The recent outcry about M&S letting some people put their pronouns on their name badges felt uncomfortably close to clamouring to have M&S "cancelled".
I wasn’t particularly interested in that thread. I definitely don’t feel strongly enough to e-mail M&S so after reading the first few posts, I stopped reading. I think it’s obvious some women prioritize different things and are angry over different scenarios, and that’s their business.
But as you singled it out, I went and looked further (five pages in, I haven’t read the full thread) and I saw many different views being stated. Some posters were saying it’s useful, others were agreeing with your proposition, that e-mailing and calling for boycotts is an overreaction. “Looking for a fight” was one of the phrases used.
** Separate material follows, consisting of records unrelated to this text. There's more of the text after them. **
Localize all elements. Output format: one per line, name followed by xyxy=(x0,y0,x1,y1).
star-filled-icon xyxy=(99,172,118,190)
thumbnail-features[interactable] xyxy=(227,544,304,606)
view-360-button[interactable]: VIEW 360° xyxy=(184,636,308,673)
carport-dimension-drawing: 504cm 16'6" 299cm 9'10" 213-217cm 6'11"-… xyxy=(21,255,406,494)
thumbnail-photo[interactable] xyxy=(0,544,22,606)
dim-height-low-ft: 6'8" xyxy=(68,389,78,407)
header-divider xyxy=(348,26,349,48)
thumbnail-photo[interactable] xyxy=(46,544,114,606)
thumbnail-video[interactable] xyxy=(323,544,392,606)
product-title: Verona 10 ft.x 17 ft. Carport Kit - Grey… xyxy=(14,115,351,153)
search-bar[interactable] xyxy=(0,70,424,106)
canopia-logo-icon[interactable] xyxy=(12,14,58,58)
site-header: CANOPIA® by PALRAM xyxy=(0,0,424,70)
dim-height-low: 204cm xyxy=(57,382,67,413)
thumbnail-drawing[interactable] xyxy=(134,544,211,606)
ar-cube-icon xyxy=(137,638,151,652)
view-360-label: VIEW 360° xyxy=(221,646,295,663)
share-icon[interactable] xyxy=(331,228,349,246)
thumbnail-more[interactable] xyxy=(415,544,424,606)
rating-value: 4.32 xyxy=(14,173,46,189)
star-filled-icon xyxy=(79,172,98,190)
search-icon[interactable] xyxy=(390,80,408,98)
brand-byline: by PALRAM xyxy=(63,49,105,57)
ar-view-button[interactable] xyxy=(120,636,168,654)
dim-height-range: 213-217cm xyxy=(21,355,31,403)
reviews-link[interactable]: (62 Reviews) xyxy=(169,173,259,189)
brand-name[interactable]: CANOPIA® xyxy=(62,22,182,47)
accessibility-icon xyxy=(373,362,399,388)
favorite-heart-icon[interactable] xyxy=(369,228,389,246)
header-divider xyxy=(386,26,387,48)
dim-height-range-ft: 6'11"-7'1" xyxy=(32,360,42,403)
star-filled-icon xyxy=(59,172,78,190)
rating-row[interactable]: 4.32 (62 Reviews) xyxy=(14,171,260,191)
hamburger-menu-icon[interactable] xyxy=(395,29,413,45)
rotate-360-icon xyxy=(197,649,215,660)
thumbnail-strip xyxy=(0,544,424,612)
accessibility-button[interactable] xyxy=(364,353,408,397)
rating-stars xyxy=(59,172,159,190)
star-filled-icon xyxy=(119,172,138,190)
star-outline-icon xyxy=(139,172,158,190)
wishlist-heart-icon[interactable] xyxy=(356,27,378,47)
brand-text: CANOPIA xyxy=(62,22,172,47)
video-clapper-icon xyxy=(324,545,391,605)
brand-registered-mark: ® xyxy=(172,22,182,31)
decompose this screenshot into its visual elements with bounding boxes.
There certainly wasn’t an echo chamber or a blanket of uniform views. The OP had stronger opinions on this than I do, but there was no consensus of agreement, even among the posters who I think would consider themselves to be gender critical.
Compare that to the wall of out and out hate faced recently by Margaret Atwood for posting something about the word women being eroded. It’s not remotely similar and if you see it as such, then I think you are judging the two sides with a very skewed view.
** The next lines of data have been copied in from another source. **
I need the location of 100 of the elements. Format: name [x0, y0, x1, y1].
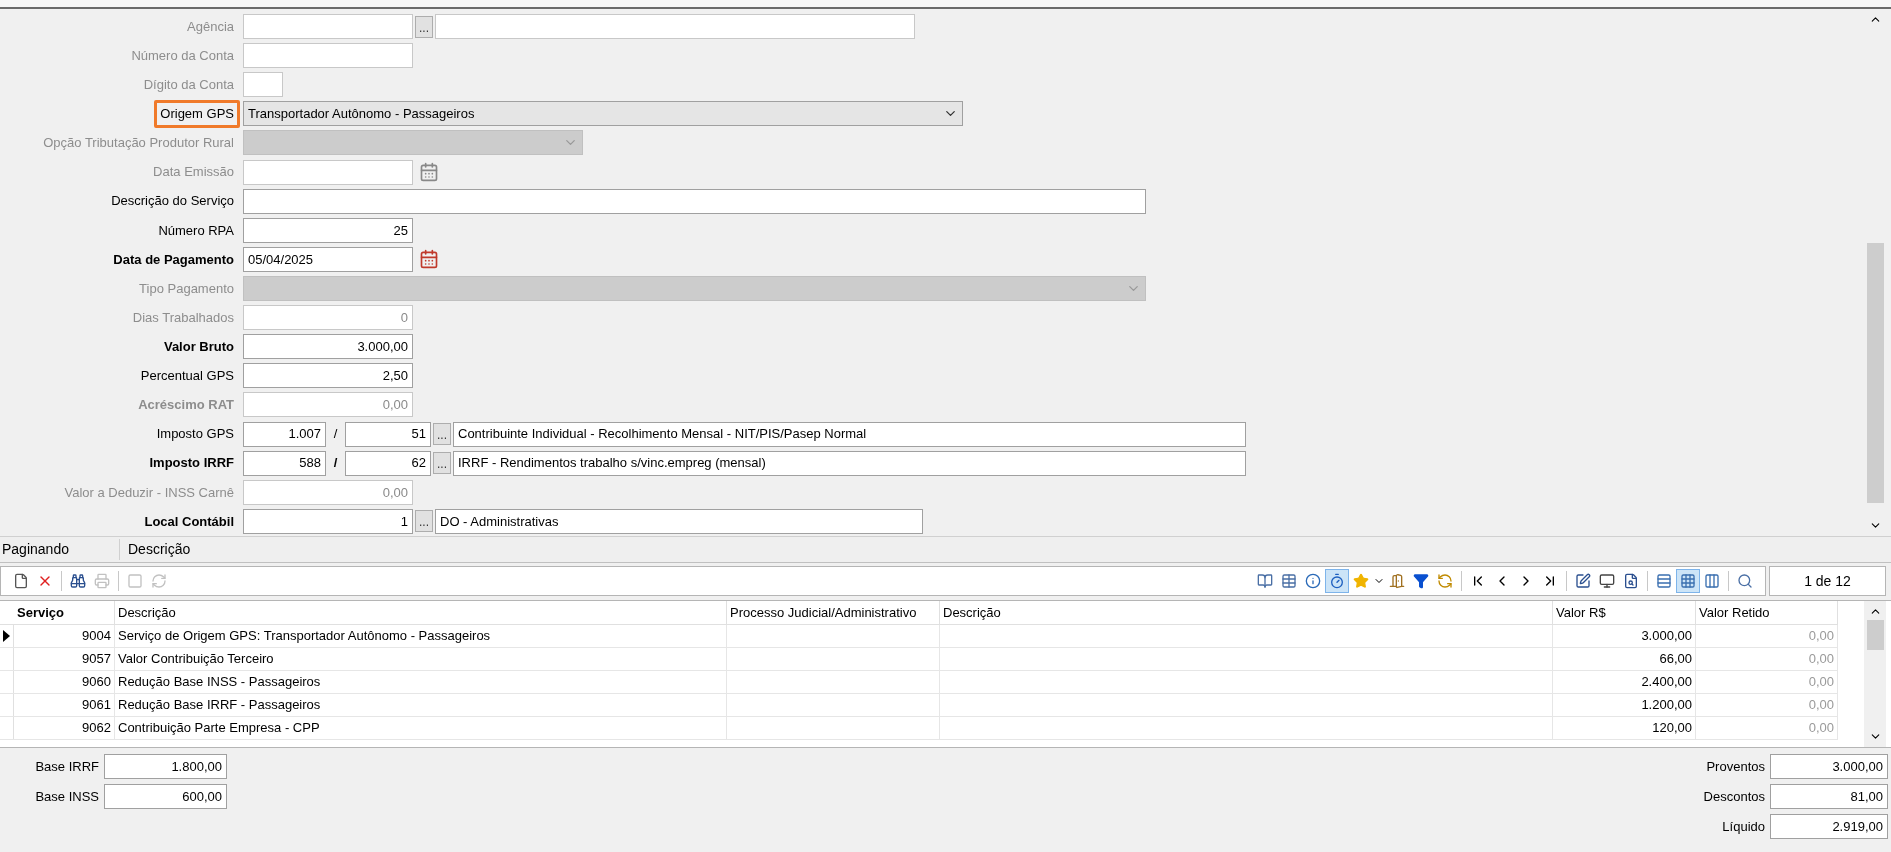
filter-icon	[1413, 573, 1429, 589]
field-label: Opção Tributação Produtor Rural	[42, 134, 235, 153]
field-label: Número da Conta	[130, 46, 235, 65]
field-label: Data Emissão	[152, 163, 235, 182]
field-label: Acréscimo RAT	[137, 396, 235, 415]
column-header[interactable]: Processo Judicial/Administrativo	[727, 601, 940, 624]
total-field[interactable]: 600,00	[104, 784, 227, 809]
input-field[interactable]: 25	[243, 217, 413, 243]
total-label: Descontos	[1702, 787, 1766, 806]
input-field[interactable]: 588	[243, 450, 326, 476]
input-field[interactable]: 62	[345, 450, 431, 476]
scroll-thumb[interactable]	[1866, 242, 1884, 503]
input-field[interactable]: DO - Administrativas	[435, 508, 923, 534]
column-header[interactable]: Descrição	[115, 601, 727, 624]
group-label: Paginando	[0, 539, 120, 560]
scrollbar[interactable]	[1864, 601, 1886, 747]
grid-icon	[1680, 573, 1696, 589]
field-label: Percentual GPS	[139, 367, 235, 386]
book-icon	[1257, 573, 1273, 589]
total-field[interactable]: 81,00	[1770, 784, 1888, 809]
input-field[interactable]	[243, 43, 413, 69]
document-search-icon	[1623, 573, 1639, 589]
square-icon	[127, 573, 143, 589]
separator-text: /	[332, 454, 339, 473]
total-label: Líquido	[1721, 817, 1766, 836]
field-label: Dígito da Conta	[142, 76, 235, 94]
table-cell-text: 0,00	[1808, 650, 1834, 669]
edit-icon	[1575, 573, 1591, 589]
table-cell-text: 9057	[82, 650, 111, 669]
input-field[interactable]	[243, 72, 283, 98]
field-label: Valor Bruto	[162, 338, 235, 356]
table-cell-text: 9061	[82, 696, 111, 715]
field-label: Tipo Pagamento	[138, 279, 235, 298]
table-cell-text: Valor Contribuição Terceiro	[118, 650, 274, 669]
pager-display: 1 de 12	[1769, 566, 1886, 596]
field-label: Número RPA	[157, 221, 235, 240]
search-icon	[1737, 573, 1753, 589]
field-label: Valor a Deduzir - INSS Carnê	[63, 483, 235, 502]
grid-button[interactable]	[1676, 569, 1700, 593]
input-field[interactable]	[243, 14, 413, 40]
star-icon	[1353, 573, 1369, 589]
row-indicator[interactable]	[0, 625, 14, 647]
calendar-icon[interactable]	[419, 249, 439, 270]
input-field[interactable]: 51	[345, 421, 431, 447]
table-cell-text: 0,00	[1808, 627, 1834, 646]
table-cell-text: 3.000,00	[1641, 627, 1692, 646]
ellipsis-button[interactable]: ...	[433, 423, 451, 446]
column-header[interactable]: Valor Retido	[1696, 601, 1838, 624]
table-cell-text: 0,00	[1808, 719, 1834, 738]
input-field[interactable]: 1.007	[243, 421, 326, 447]
total-field[interactable]: 3.000,00	[1770, 754, 1888, 779]
field-label: Data de Pagamento	[112, 250, 235, 269]
new-document-icon	[13, 573, 29, 589]
info-icon	[1305, 573, 1321, 589]
input-field[interactable]	[243, 159, 413, 185]
table-cell-text: 1.200,00	[1641, 696, 1692, 715]
columns-icon	[1704, 573, 1720, 589]
rows-icon	[1656, 573, 1672, 589]
ellipsis-button[interactable]: ...	[415, 510, 433, 533]
table-cell-text: 0,00	[1808, 673, 1834, 692]
refresh-icon	[151, 573, 167, 589]
timer-icon	[1329, 573, 1345, 589]
table-icon	[1281, 573, 1297, 589]
scroll-thumb[interactable]	[1866, 620, 1884, 650]
total-label: Base INSS	[34, 787, 100, 806]
field-label: Descrição do Serviço	[110, 192, 235, 211]
printer-icon	[94, 573, 110, 589]
input-field[interactable]: 2,50	[243, 363, 413, 389]
field-label: Local Contábil	[143, 512, 235, 531]
input-field[interactable]: 05/04/2025	[243, 246, 413, 272]
table-cell-text: 9004	[82, 627, 111, 646]
table-cell-text: 2.400,00	[1641, 673, 1692, 692]
monitor-icon	[1599, 573, 1615, 589]
binoculars-icon	[70, 573, 86, 589]
table-cell-text: 66,00	[1659, 650, 1692, 669]
input-field[interactable]: 1	[243, 508, 413, 534]
dropdown[interactable]: Transportador Autônomo - Passageiros	[243, 101, 963, 127]
input-field[interactable]	[243, 188, 1146, 214]
field-label: Dias Trabalhados	[131, 308, 235, 327]
field-label: Agência	[186, 17, 235, 36]
row-pointer-icon	[3, 630, 10, 642]
total-label: Proventos	[1705, 757, 1766, 776]
input-field[interactable]: IRRF - Rendimentos trabalho s/vinc.empreg (mensal)	[453, 450, 1246, 476]
total-label: Base IRRF	[34, 757, 100, 776]
input-field[interactable]	[435, 14, 915, 40]
ellipsis-button[interactable]: ...	[433, 452, 451, 475]
table-cell-text: 0,00	[1808, 696, 1834, 715]
timer-button[interactable]	[1325, 569, 1349, 593]
field-label: Origem GPS	[154, 100, 240, 128]
table-cell-text: 9060	[82, 673, 111, 692]
table-cell-text: Serviço de Origem GPS: Transportador Autônomo - Passageiros	[118, 627, 491, 646]
dropdown-value: Transportador Autônomo - Passageiros	[248, 105, 475, 124]
input-field[interactable]: Contribuinte Individual - Recolhimento Mensal - NIT/PIS/Pasep Normal	[453, 421, 1246, 447]
column-header[interactable]: Descrição	[940, 601, 1553, 624]
input-field[interactable]: 3.000,00	[243, 334, 413, 360]
column-header[interactable]: Valor R$	[1553, 601, 1696, 624]
total-field[interactable]: 2.919,00	[1770, 814, 1888, 839]
door-icon	[1389, 573, 1405, 589]
total-field[interactable]: 1.800,00	[104, 754, 227, 779]
column-header[interactable]: Serviço	[14, 601, 115, 624]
You use the word “clamouring” but the reality in that thread is that the OP expressed quite a strident view, which very few people actively agreed with. A few felt strongly enough to e-mail, presumably politely objecting against the fact that introducing pronoun badges is a long way from being neutral, and probably also relating to the truth: that this is very often cynical virtue signaling on the part of these big companies, and really doesn’t indicate any real shift in values.
There were a couple of people saying they “made GC people (feel) unsafe. And that is very much a transactivist point of view, in my opinion. I really hope gender critical women do not go down that line as it’s very annoying to me. I can understand it would make people uncomfortable and perhaps feel less welcome, but the “unsafe” rhetoric is generally not backed up with any real evidence of risk.
One thing I can see is that introducing pronoun badges is far from being a neutral act. For me, it’s not worth fighting for, but I understand others feel differently and perhaps simply have more energy for calling out transactivism wherever they see it, whereas I tend to concentrate on supporting more major initiatives, where there are legal challenges, or government consultations that might sway the outcome of significant changes. But I don’t see those women, personally boycotting businesses and perhaps e-mailing their objections as anything like those posting death threats on Twitter and encouraging businesses to boycott women who express the wrong views.
A few women e-mailing M&S about pronoun badges is not the same as a few transactivists contacting an art gallery to complain they are selling the work of an artist who said something they don’t agree with on Twitter. The power and impact in each case is hugely different.
In the unlikely event M&S listen, then all that happens is a badge company makes different types of badges. Perhaps a few transactivists will be disappointed, but nobody is really losing out. Whereas if the art gallery listens and stops promoting that artist’s work, then their entire career can go down the pan.
Do you see that these things really are not the same? It’s not about the tone of the argument? It’s about relative power and how it is being used.